Tutuksuz yargılamanın kural olması, uzun soruşturma süresinin savcılara eksi puan yazması, yargılamayı yapan yargıçların sürülme, meslekten atılma korkusu olmadan kararlarını vicdanlarıyla verebilmesinin sağlanması, yargının yegane ideolojisinin insan hakları olması…
Kısacası Türkiye’deki yargı eliyle korku ve baskı ortamı yaratma uygulamasının sona ermesi…
Şunu unutuyoruz: Yargı eliyle yaratılan korku ve baskı ortamını Türkiye’nin siyasetle haşır neşir olan bütün Kürtleri kendilerini bildiklerinden beri yaşıyorlar; bugün iktidar aynı uygulamayı CHP’ye de yaydı diye haklı olarak kıyamet kopuyor.
Meclis işte ‘çözüm’ adı altında aslında bu uygulamayı bitirmeyi konuşuyor.

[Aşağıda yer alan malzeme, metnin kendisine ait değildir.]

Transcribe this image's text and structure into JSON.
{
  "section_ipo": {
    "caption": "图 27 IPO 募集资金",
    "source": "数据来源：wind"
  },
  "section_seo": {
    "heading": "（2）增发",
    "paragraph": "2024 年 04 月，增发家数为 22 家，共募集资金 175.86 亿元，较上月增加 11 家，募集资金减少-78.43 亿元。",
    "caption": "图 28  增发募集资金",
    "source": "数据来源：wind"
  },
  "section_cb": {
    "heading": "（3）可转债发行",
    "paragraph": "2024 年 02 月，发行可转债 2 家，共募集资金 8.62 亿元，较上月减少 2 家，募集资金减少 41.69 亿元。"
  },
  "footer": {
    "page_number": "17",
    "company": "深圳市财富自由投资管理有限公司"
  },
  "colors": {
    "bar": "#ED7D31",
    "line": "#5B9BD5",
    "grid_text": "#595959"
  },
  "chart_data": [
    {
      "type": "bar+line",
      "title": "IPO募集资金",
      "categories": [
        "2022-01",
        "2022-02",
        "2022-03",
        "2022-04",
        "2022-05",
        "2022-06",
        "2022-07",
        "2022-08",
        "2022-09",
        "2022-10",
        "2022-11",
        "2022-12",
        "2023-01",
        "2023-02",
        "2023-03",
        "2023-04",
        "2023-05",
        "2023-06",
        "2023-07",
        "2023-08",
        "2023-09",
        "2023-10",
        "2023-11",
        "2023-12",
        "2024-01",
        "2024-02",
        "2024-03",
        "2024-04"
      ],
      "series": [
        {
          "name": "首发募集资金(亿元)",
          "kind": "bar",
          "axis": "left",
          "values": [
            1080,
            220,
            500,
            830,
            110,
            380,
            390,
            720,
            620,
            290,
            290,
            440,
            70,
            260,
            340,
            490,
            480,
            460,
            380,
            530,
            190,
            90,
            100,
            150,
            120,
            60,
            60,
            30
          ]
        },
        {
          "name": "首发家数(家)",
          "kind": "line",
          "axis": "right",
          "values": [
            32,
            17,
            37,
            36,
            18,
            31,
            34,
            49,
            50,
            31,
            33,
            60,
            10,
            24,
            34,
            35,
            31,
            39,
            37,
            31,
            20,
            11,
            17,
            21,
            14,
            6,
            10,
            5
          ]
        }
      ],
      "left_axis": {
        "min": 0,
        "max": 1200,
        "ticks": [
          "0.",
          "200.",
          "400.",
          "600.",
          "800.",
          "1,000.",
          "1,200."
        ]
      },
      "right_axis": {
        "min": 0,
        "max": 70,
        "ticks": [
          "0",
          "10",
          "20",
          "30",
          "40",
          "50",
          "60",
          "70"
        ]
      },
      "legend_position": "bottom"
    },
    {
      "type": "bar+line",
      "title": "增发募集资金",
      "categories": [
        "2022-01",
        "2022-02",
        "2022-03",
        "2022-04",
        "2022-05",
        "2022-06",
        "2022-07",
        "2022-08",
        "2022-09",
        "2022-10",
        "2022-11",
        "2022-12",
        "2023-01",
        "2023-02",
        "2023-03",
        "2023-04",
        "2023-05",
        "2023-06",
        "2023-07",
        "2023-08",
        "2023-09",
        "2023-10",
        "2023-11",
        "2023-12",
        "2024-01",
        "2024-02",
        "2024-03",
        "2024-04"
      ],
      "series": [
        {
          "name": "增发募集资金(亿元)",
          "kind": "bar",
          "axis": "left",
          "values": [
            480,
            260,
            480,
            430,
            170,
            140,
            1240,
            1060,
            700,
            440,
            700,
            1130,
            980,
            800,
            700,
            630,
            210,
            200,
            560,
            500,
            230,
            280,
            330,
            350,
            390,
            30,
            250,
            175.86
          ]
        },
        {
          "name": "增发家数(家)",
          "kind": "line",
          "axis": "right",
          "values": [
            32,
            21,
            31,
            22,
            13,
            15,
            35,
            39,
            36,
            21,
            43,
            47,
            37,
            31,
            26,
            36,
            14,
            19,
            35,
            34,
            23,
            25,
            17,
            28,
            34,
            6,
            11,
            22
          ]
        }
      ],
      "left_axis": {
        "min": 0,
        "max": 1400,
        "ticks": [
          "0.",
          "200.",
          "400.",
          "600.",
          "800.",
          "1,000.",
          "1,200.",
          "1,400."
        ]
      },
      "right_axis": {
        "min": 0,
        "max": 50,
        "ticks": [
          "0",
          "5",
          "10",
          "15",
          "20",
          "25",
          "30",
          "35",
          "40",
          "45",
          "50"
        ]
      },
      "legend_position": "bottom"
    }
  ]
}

O yüzden sabırla bekleyelim, olan biteni dikkatle izleyelim.
HİÇ UMMADIK BİR TASA HEPİMİZİ NASIL BİRLEŞTİRDİ?
Türkiye’de kaç kişi Manisa’nın Şehzadeler ilçesini haritada eliyle koymuş gibi bulabilir, kaçımız gözümüz kapalı bu ilçenin yolunu tarif edebiliriz?
Pek azımız olsa gerek.
Ama şimdi Manisa’nın bu ilçesinin seçilmiş belediye başkanı Gülşah Durbay için hepimiz gözyaşı döküyoruz.
Kolon kanserine bağlı komplikasyonlar yüzünden sadece 37 yaşındayken hayatını kaybeden bu genç kadının güler yüzü, çalışkanlığı, adanmışlığı hepimizin yüreğinde yer etti.
Klişe gibi bir laf vardır, Anayasada da yazar “Kıvançta ve tasada bir olmak”tan söz edilir.
Kıvançta değil ama tasada birleştirdi bizi Gülşah Durbay, o yüzden rahmeti bol olsun.